Oleh karena itu, kata Yudi, mudah dalam pemeliharaannya, didukung, dan pemangku kebijakan terkait, khususnya dalam hal regulasi. "Selain itu, juga ada industri nasional yang siap melakukan komersialisasi. Hal itu dapat berimbas pada keselamatan publik dan mengganggu reputasi dan kredibilitasi industri penerbangan nasional di mata publik nasional maupun internasional," ujarnya.

Yudi mengatakan sebagai informasi bahwa kecelakaaan di Bandara Halim Perdana Kusuma beberapa waktu lalu tidak boleh terulang. Bahkan kejadian itu dapat memengaruhi klasifikasi keselamatan penerbangan Indonesia yang dilakukan oleh otoritas penerbangan sipil internasional (International Civil Aviation Organisation, ICAO). Namun, semoga Inovasi teknologi navigasi udara karya anak bangsa ini segera menjadi solusi bagi dunia aviasi nasional.

Sementara itu, Kepala Balai Besar Teknologi Energi BPPT Andhika Prastawa menjelaskan perubahan dalam paradigma pengelolaan energi ini memiliki implikasi, baik pada tataran kebijakan maupun pada tataran implementasinya. Karena itu kebijakan energi nasional saat ini adalah mengubah pola pengelolaan dari sisi suplai (supply side management) menjadi pola pengelolaan dari sisi kebutuhan (demand side management).

Pembangunan infrastruktur Indonesia telah menjadi prioritas nasional guna memacu pertumbuhan ekonomi, juga meningkatnya pembangunan infrastruktur akan selaras dengan kebutuhan konsumsi energi yang juga tidak sehat. "Namun, berangkat dari kebijakan tersebut Balai Besar Teknologi Konversi Energi (B2TKE-BPPT) yang memiliki tupoksi kegiatan pada riset kelistrikan di BPPT, memfokuskan diri pada layanan teknologi bidang audit energi yang ditujukan pada sektor industri, rumah tangga, publik dan bangunan komersial," ungkap Andhika.

Audit energi ini dapat memberikan rekomendasi peningkatan efisiensi energi dengan skema tanpa investasi, dengan investasi rendah, dan dengan investasi tinggi.
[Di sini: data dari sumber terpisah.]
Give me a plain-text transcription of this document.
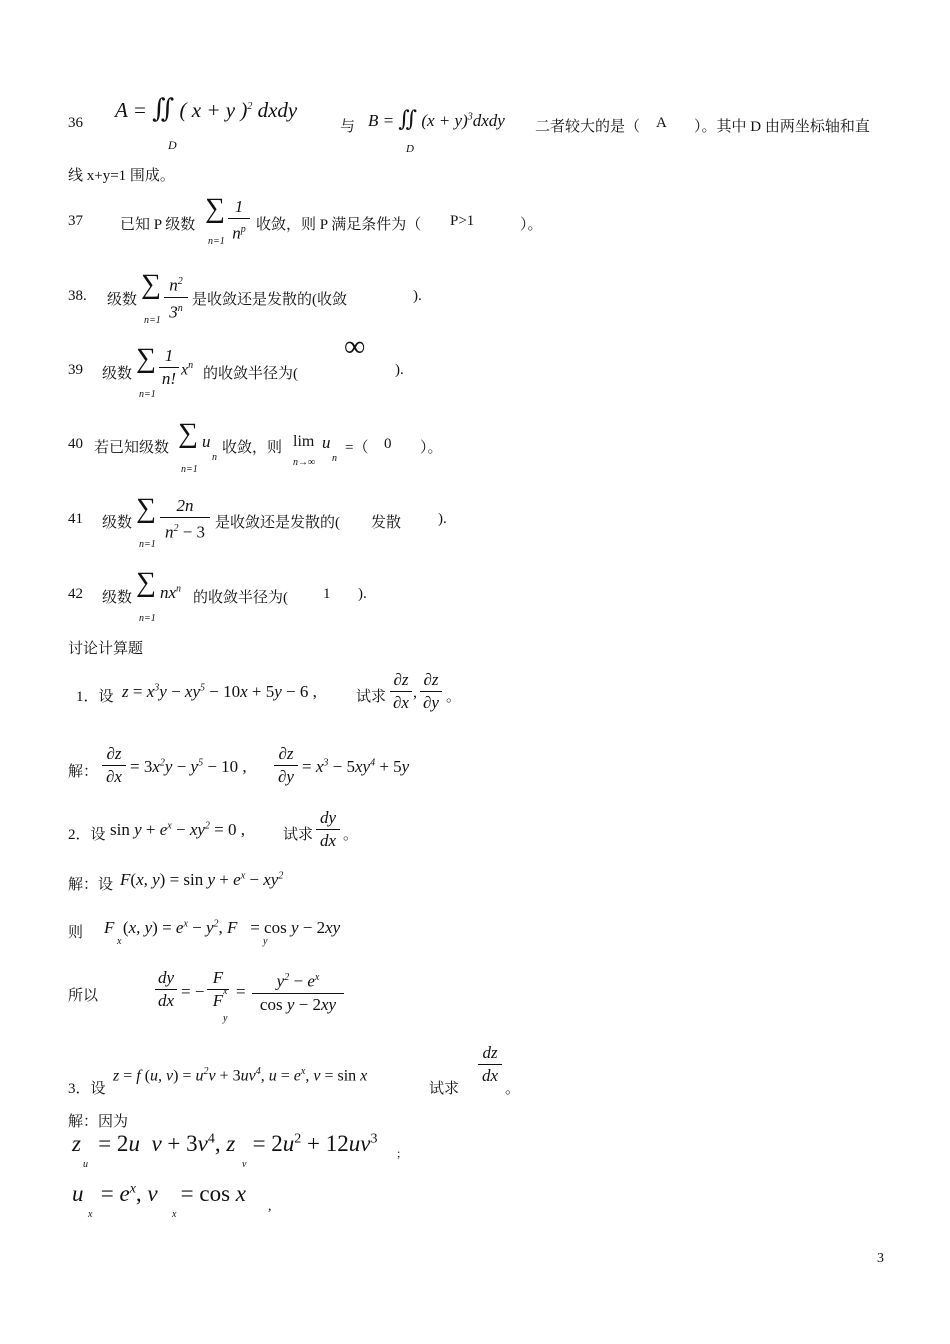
36
A = ∬ ( x + y )$^2$ dxdy
D
与 B = ∬ $(x + y)^3dxdy$
D
二者较大的是（ A ）。其中 D 由两坐标轴和直
线 x+y=1 围成。
37 已知 P 级数
∑
n=1
1
$n^p$ 收敛，则 P 满足条件为（ P>1	）。
38. 级数 ∑
n=1
$n^2$
3$^n$
是收敛还是发散的(收敛	).
39 级数 ∑
n=1
1
n! $x^n$
的收敛半径为(
∞
).
40 若已知级数 ∑ u
n
n=1
收敛，则 lim
n→∞
u
n
=（ 0 ）。
41 级数 ∑
n=1
2n
$n^2 - 3$ 是收敛还是发散的( 发散 ).
42 级数 ∑ $nx^n$
n=1
的收敛半径为( 1 ).
讨论计算题
1．设 $z = x^3y - xy^5 - 10x + 5y - 6$ ,	试求
∂z
∂x
,
∂z
∂y 。
解：
∂z
∂x
= $3x^2y - y^5 - 10$ ,
∂z
∂y
= $x^3 - 5xy^4 + 5y$
2．设 $\sin y + e^x - xy^2 = 0$ ,	试求
dy
dx 。
解：设 F(x, $y) = \sin y + e^x - xy^2$
则 F  (x, $y) = e^x - y^2$, F   = cos y − 2xy
x	y
所以
dy
dx = −
F
F x
y
=
$y^2 - e^x$
cos y − 2xy
3．设
z = f (u, $v) = u^2v + 3uv^4$, $u = e^x$, v = sin x
试求
dz
dx
。
解：因为
z   = 2u  $v + 3v^4$, $z = 2u^2 + 12uv^3$
u	v
;
$u = e^x$, v    = cos x
x	x
,
3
Namun, secara aggregat untuk sektor industri dan rumah tangga saja berpotensi menunda kebutuhan pembangunan pembangkit listrik baru sebesar 6.951 MW dalam satu dekade kedepan.

Hal ini berarti Pemerintah dapat menghemat pengeluaran untuk pemb angunan pembangkit (asumsi PLTU batu bara) sebesar Rp 190 triliun, berarti penghematan bahan bakar batu bara sebesar 32 juta ton per tahun atau setara dengan Rp 16,5 triliun. "Belum lagi biaya eksternalitas yang dapat dihindari akibat pencemaran udara PLTU batubara yang berkirakan sebesar Rp 2,4 triliun dalam bentuk avoided cost biaya kesehatan masyarakat dan akibat lain pencemaran udara," katanya.

Oleh karena itu, konsumsi energi listrik nasional pada  2014 adalah sebesar 198.601,78 GWh atau meningkat 5,90 persen dibandingkan tahun sebelumnya. Kelompok pelanggan industri mengonsumsi 65.908,68 GWh (33,19 persen), rumah tangga 84.086,46 GWh (42,34 persen), bisnis 36.282,42 GWh (18,27 persen), dan lainnya (sosial, gedung pemerintah dan penerangan jalan umum) 12.324,21 GWh (6,21 persen).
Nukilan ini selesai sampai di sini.